It’s the last slide on the pitch deck for a reason. We’ll raise all this money, build this amazing business and then we’ll sell it and everyone will take their money. Simple as that. What will the founders do next? Who cares.
I find it baffling that we have so little discussion about what happens to founders after an exit. There’s no right way to navigate the transition, and no matter whether the payout you get means you’re set up for life or not, at some point you’re fully out, and have to face the question of ‘what next?’
In my own experience and from hearing the experiences of my peers, nobody seems to get it quite right (I wrote previously about how many founders are unhappy with their exits).
After I exited Sanctus, the coaching company I launched in 2016, I felt anxious from day one. Seeing more cash than I’d ever seen before in my personal account did nothing for me. Rationally my brain was trying to tell me that I could relax and breathe easy, but emotionally I was already ill at ease about what I’d do next.
It annoyed me watching other people play around with the business I started.
Some founders have a really clean break. Others stick around for a while. Some end up half in and half out. I stayed on the board of Sanctus for a couple of years in an ‘advisory’ role. It didn’t suit me at all. It annoyed me watching other people play around with the business I started.
I fell into my next opportunity — to write a masters in entrepreneurship course with University of Staffordshire — I took a break and went travelling for four months with my wife. But even though I was only doing a couple of calls a week, I was still on. I checked my emails every day, I was still stressed. I took heed of absolutely none of the advice I would give to others.
You can get away with not entering these deep periods of dark unknown as a founder.
Now that long term contract I got off the back of my exit is coming to an end, the void I’ve avoided is in front of me again. It’s vulnerable and exposing, because I’ve always been someone who’s set out a clear path and walked it. That’s a big part of the founder energy — telling the people around you exactly what you are going to do and just doing it. Yet I know I truly need to enter a period in my life after 13 years in startups where I genuinely, hand on heart, do not know what I want to do or what will come out of it.

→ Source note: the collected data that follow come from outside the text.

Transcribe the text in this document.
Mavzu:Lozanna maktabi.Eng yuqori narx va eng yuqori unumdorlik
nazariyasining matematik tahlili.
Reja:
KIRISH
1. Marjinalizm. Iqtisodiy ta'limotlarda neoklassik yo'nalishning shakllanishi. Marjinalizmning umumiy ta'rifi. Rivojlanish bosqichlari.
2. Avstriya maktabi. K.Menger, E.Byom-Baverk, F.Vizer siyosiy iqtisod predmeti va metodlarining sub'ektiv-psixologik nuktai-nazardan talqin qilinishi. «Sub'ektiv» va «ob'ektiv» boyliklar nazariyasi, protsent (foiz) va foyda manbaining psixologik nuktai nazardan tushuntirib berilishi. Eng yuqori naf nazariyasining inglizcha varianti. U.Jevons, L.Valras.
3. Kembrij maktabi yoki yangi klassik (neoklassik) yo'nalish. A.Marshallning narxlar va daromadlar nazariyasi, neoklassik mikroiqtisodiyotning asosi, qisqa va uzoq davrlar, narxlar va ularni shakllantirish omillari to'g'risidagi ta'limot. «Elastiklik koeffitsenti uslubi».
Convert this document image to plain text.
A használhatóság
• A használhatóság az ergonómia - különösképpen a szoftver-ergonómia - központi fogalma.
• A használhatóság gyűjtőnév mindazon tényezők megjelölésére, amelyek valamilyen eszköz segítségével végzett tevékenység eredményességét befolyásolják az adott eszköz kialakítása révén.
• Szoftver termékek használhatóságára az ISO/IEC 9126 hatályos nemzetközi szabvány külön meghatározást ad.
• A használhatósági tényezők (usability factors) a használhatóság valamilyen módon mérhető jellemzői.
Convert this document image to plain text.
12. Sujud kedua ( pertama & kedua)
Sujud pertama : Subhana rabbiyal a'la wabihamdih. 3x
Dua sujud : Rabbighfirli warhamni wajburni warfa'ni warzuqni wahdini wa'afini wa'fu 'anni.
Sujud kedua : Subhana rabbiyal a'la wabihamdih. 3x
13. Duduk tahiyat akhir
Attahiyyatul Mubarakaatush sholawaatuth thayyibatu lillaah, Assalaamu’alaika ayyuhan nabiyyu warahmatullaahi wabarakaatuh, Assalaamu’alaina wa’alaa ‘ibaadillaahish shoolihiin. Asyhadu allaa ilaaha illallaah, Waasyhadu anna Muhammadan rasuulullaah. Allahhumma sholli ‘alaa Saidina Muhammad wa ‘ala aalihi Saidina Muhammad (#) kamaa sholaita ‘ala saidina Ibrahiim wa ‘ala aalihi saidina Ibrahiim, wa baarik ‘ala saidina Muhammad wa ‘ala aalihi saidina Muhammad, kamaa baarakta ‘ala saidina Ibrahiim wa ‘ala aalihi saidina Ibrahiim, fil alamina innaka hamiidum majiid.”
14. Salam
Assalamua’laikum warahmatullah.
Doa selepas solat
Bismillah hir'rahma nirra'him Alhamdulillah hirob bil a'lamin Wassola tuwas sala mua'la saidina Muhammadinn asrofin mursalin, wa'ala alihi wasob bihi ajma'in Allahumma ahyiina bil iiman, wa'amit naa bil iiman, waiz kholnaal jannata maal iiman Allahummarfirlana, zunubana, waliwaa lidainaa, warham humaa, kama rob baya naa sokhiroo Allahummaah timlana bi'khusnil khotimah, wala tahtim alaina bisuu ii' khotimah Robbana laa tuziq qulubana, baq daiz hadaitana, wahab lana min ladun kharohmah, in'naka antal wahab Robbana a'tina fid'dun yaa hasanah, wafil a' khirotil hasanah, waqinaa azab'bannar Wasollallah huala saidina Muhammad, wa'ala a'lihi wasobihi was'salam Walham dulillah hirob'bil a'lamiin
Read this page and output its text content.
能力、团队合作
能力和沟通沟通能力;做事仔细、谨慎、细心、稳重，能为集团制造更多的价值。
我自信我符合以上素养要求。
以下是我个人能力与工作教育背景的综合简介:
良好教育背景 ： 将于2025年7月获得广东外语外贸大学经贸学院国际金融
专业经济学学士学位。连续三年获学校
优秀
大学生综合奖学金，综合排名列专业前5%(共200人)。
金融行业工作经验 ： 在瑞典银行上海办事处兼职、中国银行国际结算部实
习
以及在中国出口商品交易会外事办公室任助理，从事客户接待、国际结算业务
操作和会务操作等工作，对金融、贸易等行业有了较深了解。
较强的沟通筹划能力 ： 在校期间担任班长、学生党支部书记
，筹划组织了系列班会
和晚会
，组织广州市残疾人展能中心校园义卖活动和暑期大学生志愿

You can get away with not entering these deep periods of dark unknown as a founder. You can bounce from one mission to another, one startup to the next. Some seem to be able to do that. Yet most founders I know, especially the ones that seem content as serial founders need a period to totally disconnect and then a period of transition before they go again (if at all).
With that in mind, this is what I’ll do differently, and what I recommend other founders to do after an exit.
- Have a clean break. Personally I wouldn’t take a board seat in the company I sold. Unless it was part of my package and I had to. I found the grey area of “am I in or am I out” too confusing.
- Get a new email address and spend time migrating everything over to it.
- Have a good leaving party/goodbye ceremony. It was Covid and I never did this. I hugely regret it.
- Take a proper break. Depending on your cash situation, take a clearly defined period of time totally off. I mean completely, fully off everything. Social media, email, work.
- Take transition time. The transition is different from the break. The break is a full reset. The transition is the corridor into the next bit. Again, you can give yourself a clear amount of time here. You can be more active during this period though — play with new technology, learn new skills, connect with your network, do some paid work, do some pro bono work, write, play, think, read.
- Do stuff you’ve been putting off. Get married. Have a birthday party. Visit that Aunty. Go to Patagonia. Use the time to get back to yourself again and away from the founder identity you had.
- Keep structure. Meditation, gym run, walk — whatever it is — use the structure of wellbeing practices so that you don’t get lost in limbo and you still have something to get up for everyday.
Remember, the exit isn’t the end. It’s a new beginning. How to navigate these new beginnings is just as important as getting to the end and exiting.